Since his arrival in his hometown of Providence two years ago, what Ed Cooley has done in his short tenure at the helm of the Friars has been nothing short of brilliant. Currently 16-12 and 8-8 in the Big East after Providence's 62-59 win over St. John's last night, Cooley has his program squarely on the NCAA Tournament bubble for the first time since Tim Welsh piloted the Ocean State's flagship basketball program in the mid-2000s, and has Providence firmly positioned for long-term Big East success, something the Friar fan base has not seen since the days of Welsh and his predecessor Pete Gillen.
Nearly everyone had major question marks surrounding the Friars going into the season, with doubts on how Cooley would manage his roster with highly touted freshman Kris Dunn out for the first half of the year, not to mention eligibility issues surrounding fellow five-star recruit Ricky Ledo and Arizona transfer Sidiki Johnson, who joined the team in December. To top it all off, all-Big East point guard Vincent Council battled injuries in November and December as Providence dropped close games to Massachusetts, Penn State, Boston College and Brown, schools they may have very well defeated with Council in the lineup. Yet after falling to 10-11 overall after an overtime defeat at the hands of Connecticut, who the Friars again face this Saturday at Gampel Pavilion, Cooley has turned it around with wins in six of his last seven games; including three against likely NCAA Tournament participants Villanova, Cincinnati and Notre Dame, with the emergence of rising star and Big East leading scorer Bryce Cotton anchoring a Providence backcourt that now has a healthy Council and Dunn to set up LaDontae Henton and Kadeem Batts up front while freshman Josh Fortune anchors a bench that is gradually developing in its own right.
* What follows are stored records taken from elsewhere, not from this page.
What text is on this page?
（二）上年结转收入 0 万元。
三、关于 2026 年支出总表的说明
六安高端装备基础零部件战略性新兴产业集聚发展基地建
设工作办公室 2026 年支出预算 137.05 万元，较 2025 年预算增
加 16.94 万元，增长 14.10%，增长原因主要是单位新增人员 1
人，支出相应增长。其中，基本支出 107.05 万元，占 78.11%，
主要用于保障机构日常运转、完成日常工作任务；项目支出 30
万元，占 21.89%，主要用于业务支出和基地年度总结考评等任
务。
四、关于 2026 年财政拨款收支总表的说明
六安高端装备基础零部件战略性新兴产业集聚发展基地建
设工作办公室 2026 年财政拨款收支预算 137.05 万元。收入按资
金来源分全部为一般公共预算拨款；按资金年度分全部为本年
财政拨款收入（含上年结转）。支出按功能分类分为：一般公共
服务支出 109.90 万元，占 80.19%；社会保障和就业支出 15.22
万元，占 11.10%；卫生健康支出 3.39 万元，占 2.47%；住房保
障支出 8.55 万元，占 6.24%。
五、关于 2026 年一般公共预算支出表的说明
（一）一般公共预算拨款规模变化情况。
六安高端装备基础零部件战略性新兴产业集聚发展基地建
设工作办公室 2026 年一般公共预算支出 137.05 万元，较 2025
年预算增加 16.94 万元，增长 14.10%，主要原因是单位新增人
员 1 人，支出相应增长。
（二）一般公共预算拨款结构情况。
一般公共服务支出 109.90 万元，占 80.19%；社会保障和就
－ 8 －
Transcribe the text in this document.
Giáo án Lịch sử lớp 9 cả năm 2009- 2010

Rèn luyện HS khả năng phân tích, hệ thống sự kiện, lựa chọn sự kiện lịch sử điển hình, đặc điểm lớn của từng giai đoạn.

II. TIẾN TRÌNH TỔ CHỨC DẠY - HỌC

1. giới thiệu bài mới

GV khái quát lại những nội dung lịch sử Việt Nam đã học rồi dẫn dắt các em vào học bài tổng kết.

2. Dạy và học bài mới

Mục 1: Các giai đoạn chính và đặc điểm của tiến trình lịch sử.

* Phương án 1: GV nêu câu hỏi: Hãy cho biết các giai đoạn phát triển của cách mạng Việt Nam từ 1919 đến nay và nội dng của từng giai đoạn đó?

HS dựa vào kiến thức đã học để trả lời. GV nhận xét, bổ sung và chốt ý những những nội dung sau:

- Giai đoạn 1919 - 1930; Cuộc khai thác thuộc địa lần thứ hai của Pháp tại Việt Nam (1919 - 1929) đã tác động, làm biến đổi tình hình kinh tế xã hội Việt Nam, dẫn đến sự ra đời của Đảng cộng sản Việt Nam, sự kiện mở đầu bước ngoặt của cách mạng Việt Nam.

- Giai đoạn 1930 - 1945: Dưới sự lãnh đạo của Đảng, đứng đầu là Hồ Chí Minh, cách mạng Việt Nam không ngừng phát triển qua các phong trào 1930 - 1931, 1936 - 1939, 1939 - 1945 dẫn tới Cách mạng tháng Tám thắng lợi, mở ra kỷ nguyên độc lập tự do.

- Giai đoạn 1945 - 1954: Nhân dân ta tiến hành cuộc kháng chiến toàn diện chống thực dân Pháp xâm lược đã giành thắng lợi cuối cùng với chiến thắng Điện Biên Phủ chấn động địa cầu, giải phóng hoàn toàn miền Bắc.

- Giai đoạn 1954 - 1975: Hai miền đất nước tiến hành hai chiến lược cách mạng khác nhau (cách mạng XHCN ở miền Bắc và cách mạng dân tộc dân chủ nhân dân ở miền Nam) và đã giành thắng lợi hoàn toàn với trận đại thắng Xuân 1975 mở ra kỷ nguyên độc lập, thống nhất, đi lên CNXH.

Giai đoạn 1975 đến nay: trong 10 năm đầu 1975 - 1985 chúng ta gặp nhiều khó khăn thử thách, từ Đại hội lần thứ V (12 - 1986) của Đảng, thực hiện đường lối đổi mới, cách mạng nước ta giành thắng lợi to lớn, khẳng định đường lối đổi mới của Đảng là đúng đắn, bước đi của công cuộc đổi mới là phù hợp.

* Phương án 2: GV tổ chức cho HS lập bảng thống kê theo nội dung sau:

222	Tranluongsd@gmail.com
In addition to Cooley, Buzz Williams of Marquette and Villanova's Jay Wright have also done more with their respective programs than some may have envisioned at the start of the season, taking teams that were predicted to finish in the middle of the road and getting them into the top four (Marquette) or earning two wins over Top 5 teams like Villanova did. Even though Georgetown has been on an impressive roll that could earn them a No. 1 seed in the NCAA Tournament depending on what happens in the Big East Tournament and Porter's dominance is far and away the greatest story of all the players in the conference, there is just something to be said about a team that has won less than fifteen Big East games in the three seasons prior to this one and taking it from the depths of mediocrity under Keno Davis to a legitimate contender that teams do not want to face.
Bob Heussler also told me Ed Cooley was "not a good guy," but a "great guy" when Providence hired him from Fairfield. It may have taken two years for the world to find out the same, but Cooley is not just a great guy, he's also a great coach who needs to be rewarded for the work he has done. Anything less will be a travesty.